My problem was that after 20 hours with Photoshop I hardly could use more than a dozen of the options. Introducing, my partner in Art Giulio Zuljani, who has several thousand hours experience with Photoshop. Giulio and I become partners; using my images we sit together and discuss the Photoshop adjustments as they are done. Giulio Zuljani is available to others at G&T PHOTO VIDEO, 17274 San Carlos Blvd. #201 (Indian Creek Plaza is the second block south of the Sumerline intersection), Fort Myers, Florida 33931.

Birds fly so a Canon EOS 3 has to be the best camera for birding. The camera reads my retinal movement, follows my eye, to grab focus faster than I can perceive in most instances. There are 45 auto-focus boxes. If my eye and subject move to one of the boxes, focus is achieved. This is the same technology you have seen portrayed as jet fighter pilots visually lock on to their targets.

Film is constantly changing. The year 2000 saw the Kodak Company introduce a 400 ASA color negative film which matched the quality of their mid 1990s 100 ASA color negative film. I abandoned the Kodak 200 ASA color negative film which I had used in the summer of 1999 to get my first 18 images for the new 400 ASA Kodak color negative film to get my next 32 bird images to finish off my CD "50 Fine Art Photos of the Birds of Sanibel."

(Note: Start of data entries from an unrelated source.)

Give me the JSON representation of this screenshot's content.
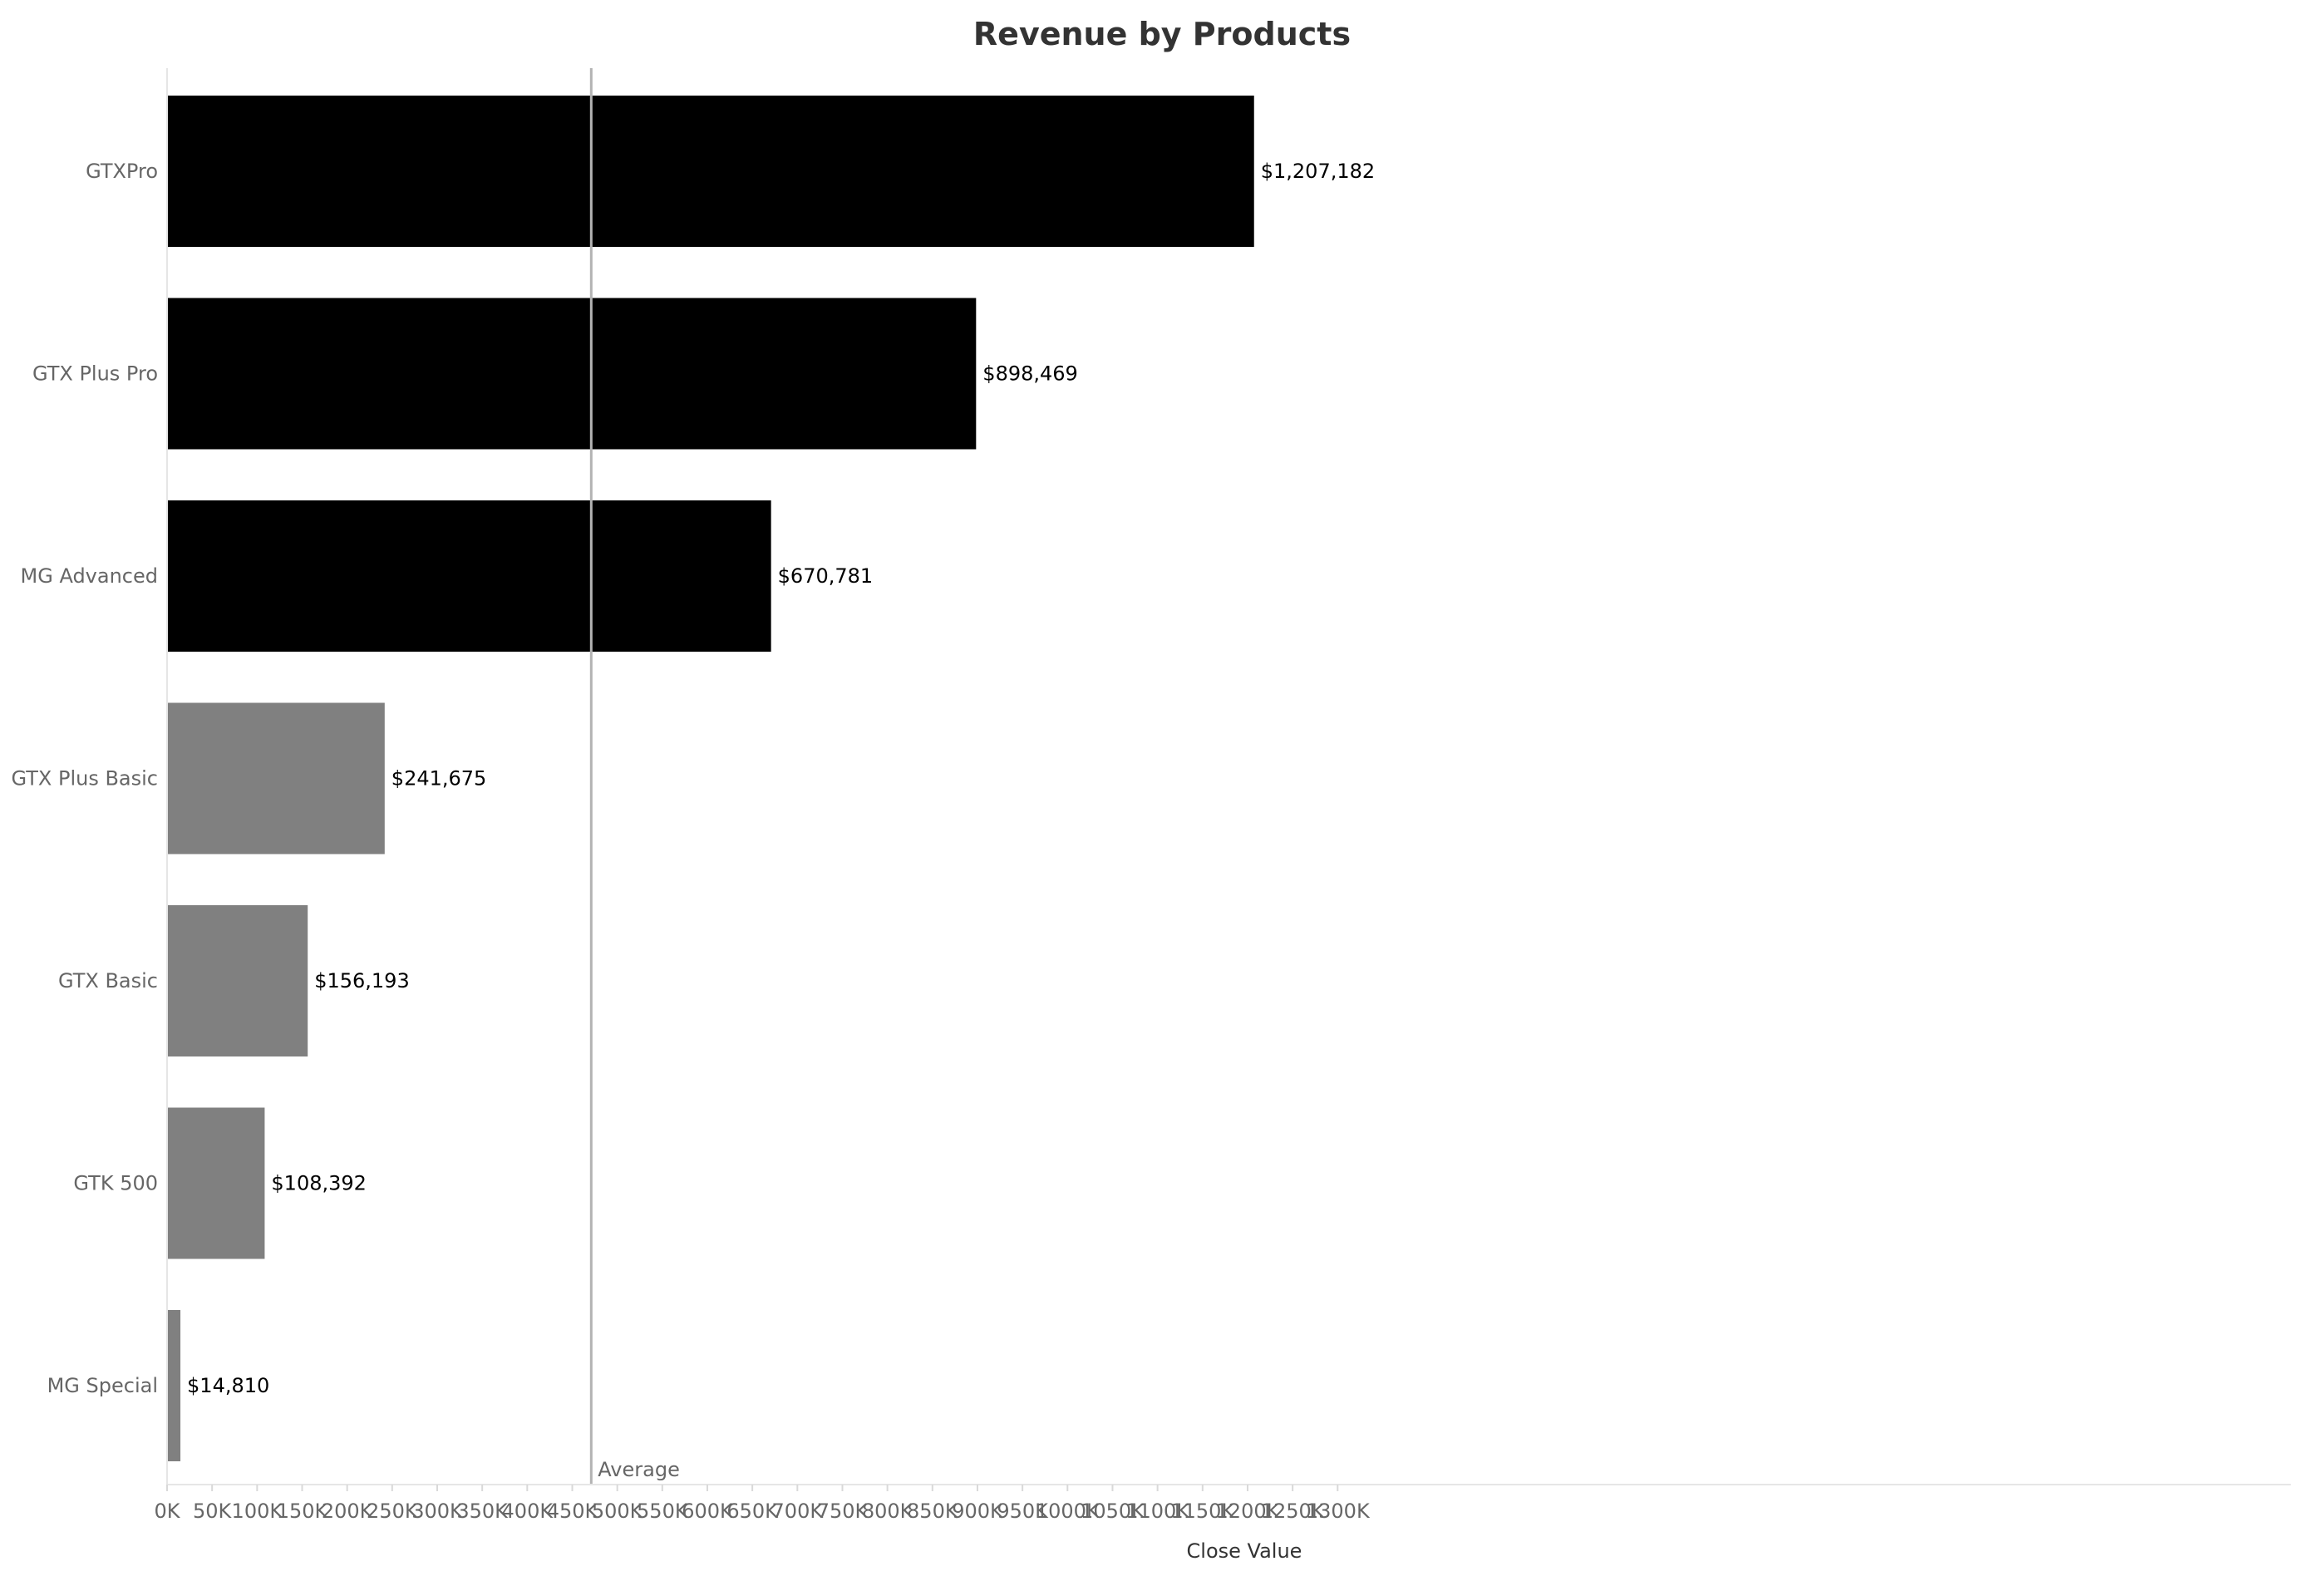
{
  "chart_data": {
    "type": "bar",
    "orientation": "horizontal",
    "title": "Revenue by Products",
    "xlabel": "Close Value",
    "ylabel": "",
    "categories": [
      "GTXPro",
      "GTX Plus Pro",
      "MG Advanced",
      "GTX Plus Basic",
      "GTX Basic",
      "GTK 500",
      "MG Special"
    ],
    "values": [
      1207182,
      898469,
      670781,
      241675,
      156193,
      108392,
      14810
    ],
    "value_labels": [
      "$1,207,182",
      "$898,469",
      "$670,781",
      "$241,675",
      "$156,193",
      "$108,392",
      "$14,810"
    ],
    "bar_colors": [
      "#000000",
      "#000000",
      "#000000",
      "#808080",
      "#808080",
      "#808080",
      "#808080"
    ],
    "xlim": [
      0,
      1300000
    ],
    "xticks": [
      0,
      50000,
      100000,
      150000,
      200000,
      250000,
      300000,
      350000,
      400000,
      450000,
      500000,
      550000,
      600000,
      650000,
      700000,
      750000,
      800000,
      850000,
      900000,
      950000,
      1000000,
      1050000,
      1100000,
      1150000,
      1200000,
      1250000,
      1300000
    ],
    "xtick_labels": [
      "0K",
      "50K",
      "100K",
      "150K",
      "200K",
      "250K",
      "300K",
      "350K",
      "400K",
      "450K",
      "500K",
      "550K",
      "600K",
      "650K",
      "700K",
      "750K",
      "800K",
      "850K",
      "900K",
      "950K",
      "1000K",
      "1050K",
      "1100K",
      "1150K",
      "1200K",
      "1250K",
      "1300K"
    ],
    "reference_line": {
      "label": "Average",
      "value": 471072,
      "color": "#b3b3b3"
    },
    "grid": false,
    "legend": "none"
  }
}
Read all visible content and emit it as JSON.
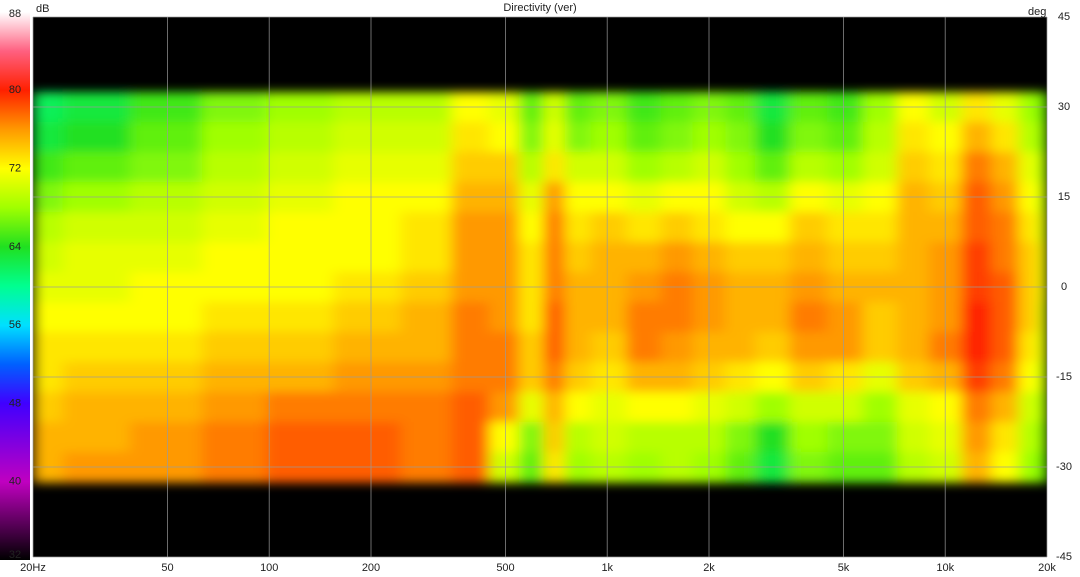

To obtain the sharpest images and still keep the cost of your photogaphic set up less than $3000 put  the new 100-400 IS (Image Stabilizer) Lens on the Canon EOS 3. You might also get sharp results with the new Canon 1.4x (extender) used with the 100-400 IS Lens to give you 560 mm of power. If your 560 mm results are less than tack sharp put the camera on a tripod when using 560
mm power. The photographs in this essay were shot with 600mm pre-Image Stabilzer technology , but follow the recommendations above to get tack sharp results that are more scientifically precise and less like paintings.

Different birds have different distances within which you cannot go because you will remove their feeling of safety. Even birds of the same species have different safety zones. The more you get with the birds, the more you will learn to read this zone correctly. I have found that many birds that come to man’s fishing piers, peopled beaches, and golf courses expect to be closer to human contact. Sometimes the birds at J.N. Ding Darling Wildlife Refuge also seem to be accustomed to people. Use compassion and personal observation when approaching birds to fill your photographic frames with their beauty. In the captions that accompany my presentation of the birds of Sanibel, you will read of actual experiences I have had with a Yellow-crowned Night-Heron that was quite happy to have me 12 to 14 feet away for most of 20 minutes. Birds looking for modeling careers may not be that rare.